In der TV-Show »Bullyparade« hat Michael »Bully« Herbig mit seinen Sketchfolgen von den Karl-May-Verfilmungen über »Raumschiff Enterprise« bis hin zu den »Sissi«-Filmen alles verballhornt, was eine deutsche Fernsehkindheit in den späten Siebzigern so ausmachte. Die Kinoversionen von »Der Schuh des Manitu« und »(T)raumschiff Surprise« entwickelten sich danach an den deutschen Kinokassen mit jeweils über 10 Millionen Zuschauern zu superlativen Überraschungserfolgen.

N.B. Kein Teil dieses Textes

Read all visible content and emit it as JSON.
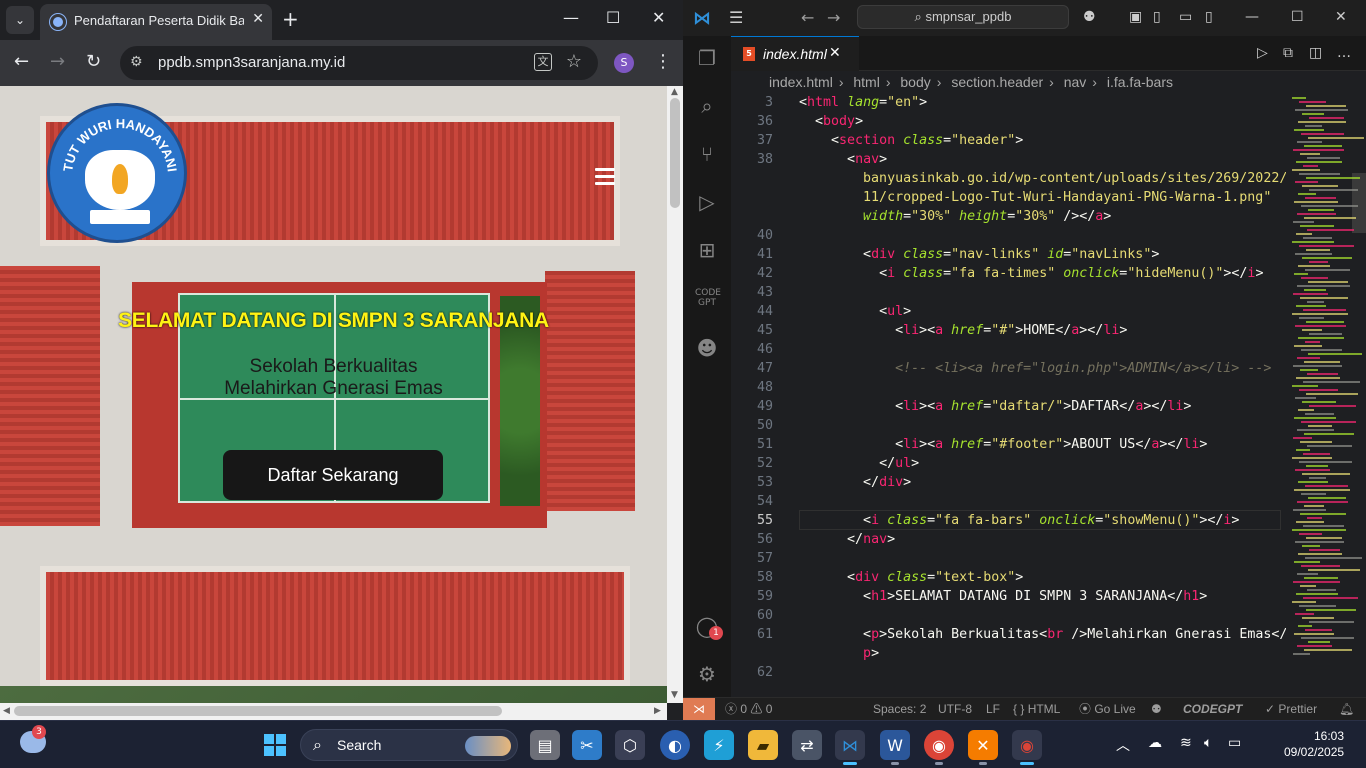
{
  "browser": {
    "tab_title": "Pendaftaran Peserta Didik Baru",
    "url": "ppdb.smpn3saranjana.my.id",
    "profile_initial": "S",
    "page": {
      "logo_text": "TUT WURI HANDAYANI",
      "heading": "SELAMAT DATANG DI SMPN 3 SARANJANA",
      "subtitle_line1": "Sekolah Berkualitas",
      "subtitle_line2": "Melahirkan Gnerasi Emas",
      "cta_label": "Daftar Sekarang"
    }
  },
  "vscode": {
    "search_text": "smpnsar_ppdb",
    "tab_name": "index.html",
    "breadcrumb": [
      "index.html",
      "html",
      "body",
      "section.header",
      "nav",
      "i.fa.fa-bars"
    ],
    "lines": [
      {
        "n": "3",
        "html": "<span class='t-txt'>&lt;</span><span class='t-tag'>html</span> <span class='t-attr'>lang</span><span class='t-txt'>=</span><span class='t-str'>\"en\"</span><span class='t-txt'>&gt;</span>"
      },
      {
        "n": "36",
        "html": "  <span class='t-txt'>&lt;</span><span class='t-tag'>body</span><span class='t-txt'>&gt;</span>"
      },
      {
        "n": "37",
        "html": "    <span class='t-txt'>&lt;</span><span class='t-tag'>section</span> <span class='t-attr'>class</span><span class='t-txt'>=</span><span class='t-str'>\"header\"</span><span class='t-txt'>&gt;</span>"
      },
      {
        "n": "38",
        "html": "      <span class='t-txt'>&lt;</span><span class='t-tag'>nav</span><span class='t-txt'>&gt;</span>"
      },
      {
        "n": "",
        "html": "        <span class='t-str'>banyuasinkab.go.id/wp-content/uploads/sites/269/2022/</span>"
      },
      {
        "n": "",
        "html": "        <span class='t-str'>11/cropped-Logo-Tut-Wuri-Handayani-PNG-Warna-1.png\"</span>"
      },
      {
        "n": "",
        "html": "        <span class='t-attr'>width</span><span class='t-txt'>=</span><span class='t-str'>\"30%\"</span> <span class='t-attr'>height</span><span class='t-txt'>=</span><span class='t-str'>\"30%\"</span> <span class='t-txt'>/&gt;&lt;/</span><span class='t-tag'>a</span><span class='t-txt'>&gt;</span>"
      },
      {
        "n": "40",
        "html": ""
      },
      {
        "n": "41",
        "html": "        <span class='t-txt'>&lt;</span><span class='t-tag'>div</span> <span class='t-attr'>class</span><span class='t-txt'>=</span><span class='t-str'>\"nav-links\"</span> <span class='t-attr'>id</span><span class='t-txt'>=</span><span class='t-str'>\"navLinks\"</span><span class='t-txt'>&gt;</span>"
      },
      {
        "n": "42",
        "html": "          <span class='t-txt'>&lt;</span><span class='t-tag'>i</span> <span class='t-attr'>class</span><span class='t-txt'>=</span><span class='t-str'>\"fa fa-times\"</span> <span class='t-attr'>onclick</span><span class='t-txt'>=</span><span class='t-str'>\"hideMenu()\"</span><span class='t-txt'>&gt;&lt;/</span><span class='t-tag'>i</span><span class='t-txt'>&gt;</span>"
      },
      {
        "n": "43",
        "html": ""
      },
      {
        "n": "44",
        "html": "          <span class='t-txt'>&lt;</span><span class='t-tag'>ul</span><span class='t-txt'>&gt;</span>"
      },
      {
        "n": "45",
        "html": "            <span class='t-txt'>&lt;</span><span class='t-tag'>li</span><span class='t-txt'>&gt;&lt;</span><span class='t-tag'>a</span> <span class='t-attr'>href</span><span class='t-txt'>=</span><span class='t-str'>\"#\"</span><span class='t-txt'>&gt;HOME&lt;/</span><span class='t-tag'>a</span><span class='t-txt'>&gt;&lt;/</span><span class='t-tag'>li</span><span class='t-txt'>&gt;</span>"
      },
      {
        "n": "46",
        "html": ""
      },
      {
        "n": "47",
        "html": "            <span class='t-cm'>&lt;!-- &lt;li&gt;&lt;a href=\"login.php\"&gt;ADMIN&lt;/a&gt;&lt;/li&gt; --&gt;</span>"
      },
      {
        "n": "48",
        "html": ""
      },
      {
        "n": "49",
        "html": "            <span class='t-txt'>&lt;</span><span class='t-tag'>li</span><span class='t-txt'>&gt;&lt;</span><span class='t-tag'>a</span> <span class='t-attr'>href</span><span class='t-txt'>=</span><span class='t-str'>\"daftar/\"</span><span class='t-txt'>&gt;DAFTAR&lt;/</span><span class='t-tag'>a</span><span class='t-txt'>&gt;&lt;/</span><span class='t-tag'>li</span><span class='t-txt'>&gt;</span>"
      },
      {
        "n": "50",
        "html": ""
      },
      {
        "n": "51",
        "html": "            <span class='t-txt'>&lt;</span><span class='t-tag'>li</span><span class='t-txt'>&gt;&lt;</span><span class='t-tag'>a</span> <span class='t-attr'>href</span><span class='t-txt'>=</span><span class='t-str'>\"#footer\"</span><span class='t-txt'>&gt;ABOUT US&lt;/</span><span class='t-tag'>a</span><span class='t-txt'>&gt;&lt;/</span><span class='t-tag'>li</span><span class='t-txt'>&gt;</span>"
      },
      {
        "n": "52",
        "html": "          <span class='t-txt'>&lt;/</span><span class='t-tag'>ul</span><span class='t-txt'>&gt;</span>"
      },
      {
        "n": "53",
        "html": "        <span class='t-txt'>&lt;/</span><span class='t-tag'>div</span><span class='t-txt'>&gt;</span>"
      },
      {
        "n": "54",
        "html": ""
      },
      {
        "n": "55",
        "html": "        <span class='t-txt'>&lt;</span><span class='t-tag'>i</span> <span class='t-attr'>class</span><span class='t-txt'>=</span><span class='t-str'>\"fa fa-bars\"</span> <span class='t-attr'>onclick</span><span class='t-txt'>=</span><span class='t-str'>\"showMenu()\"</span><span class='t-txt'>&gt;&lt;/</span><span class='t-tag'>i</span><span class='t-txt'>&gt;</span>"
      },
      {
        "n": "56",
        "html": "      <span class='t-txt'>&lt;/</span><span class='t-tag'>nav</span><span class='t-txt'>&gt;</span>"
      },
      {
        "n": "57",
        "html": ""
      },
      {
        "n": "58",
        "html": "      <span class='t-txt'>&lt;</span><span class='t-tag'>div</span> <span class='t-attr'>class</span><span class='t-txt'>=</span><span class='t-str'>\"text-box\"</span><span class='t-txt'>&gt;</span>"
      },
      {
        "n": "59",
        "html": "        <span class='t-txt'>&lt;</span><span class='t-tag'>h1</span><span class='t-txt'>&gt;SELAMAT DATANG DI SMPN 3 SARANJANA&lt;/</span><span class='t-tag'>h1</span><span class='t-txt'>&gt;</span>"
      },
      {
        "n": "60",
        "html": ""
      },
      {
        "n": "61",
        "html": "        <span class='t-txt'>&lt;</span><span class='t-tag'>p</span><span class='t-txt'>&gt;Sekolah Berkualitas&lt;</span><span class='t-tag'>br</span> <span class='t-txt'>/&gt;Melahirkan Gnerasi Emas&lt;/</span>"
      },
      {
        "n": "",
        "html": "        <span class='t-tag'>p</span><span class='t-txt'>&gt;</span>"
      },
      {
        "n": "62",
        "html": ""
      }
    ],
    "active_line": "55",
    "status": {
      "errors": "0",
      "warnings": "0",
      "spaces": "Spaces: 2",
      "encoding": "UTF-8",
      "eol": "LF",
      "language": "HTML",
      "golive": "Go Live",
      "codegpt": "CODEGPT",
      "prettier": "Prettier"
    },
    "activity_badge": "1"
  },
  "taskbar": {
    "weather_badge": "3",
    "search_label": "Search",
    "time": "16:03",
    "date": "09/02/2025"
  },
  "colors": {
    "hero_title": "#fff314",
    "cta_bg": "#171717",
    "vs_tag": "#f92672",
    "vs_attr": "#a6e22e",
    "vs_string": "#e6db74",
    "windows_accent": "#4cc2ff"
  }
}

Nach seinem Auftritt in Leander Haußmanns »Hotel Lux« spielt er nun in Helmut Dietls Politsatire »Zettl« einen gewieften Chauffeur, der sich im Berliner Politsumpf bestens auskennt, zum Chefredakteur eines Online-Magazins aufsteigt und im korrupten Establishment kräftig mitmischt.

kreuzer: Herr Herbig, in »Zettl« geht es um die Bestechlichkeit der bundesdeutschen Politik. Wird der Film mit der Affäre Wulff nicht gerade von der Wirklichkeit überholt? MICHAEL »BULLY« HERBIG: Also ehrlich gesagt finde ich »Zettl« sehr viel interessanter. Hätte mir jemand ein Drehbuch zur Affäre Wulff auf den Tisch gelegt, hätte ich gesagt: »Was willst du mit dem langweiligen Kram? Da musst du dir was Besseres ausdenken.« Ich finde es erstaunlich, dass man sich so lange mit diesem Thema beschäftigen kann. Ich langweile mich sehr schnell. Dass so eine Posse sechs Wochen lang TV-Sendungen und Zeitungen füllen kann, ist der reinste Wahnsinn. Aber allein die Tatsache, dass wir jetzt darüber sprechen, langweilt mich schon wieder.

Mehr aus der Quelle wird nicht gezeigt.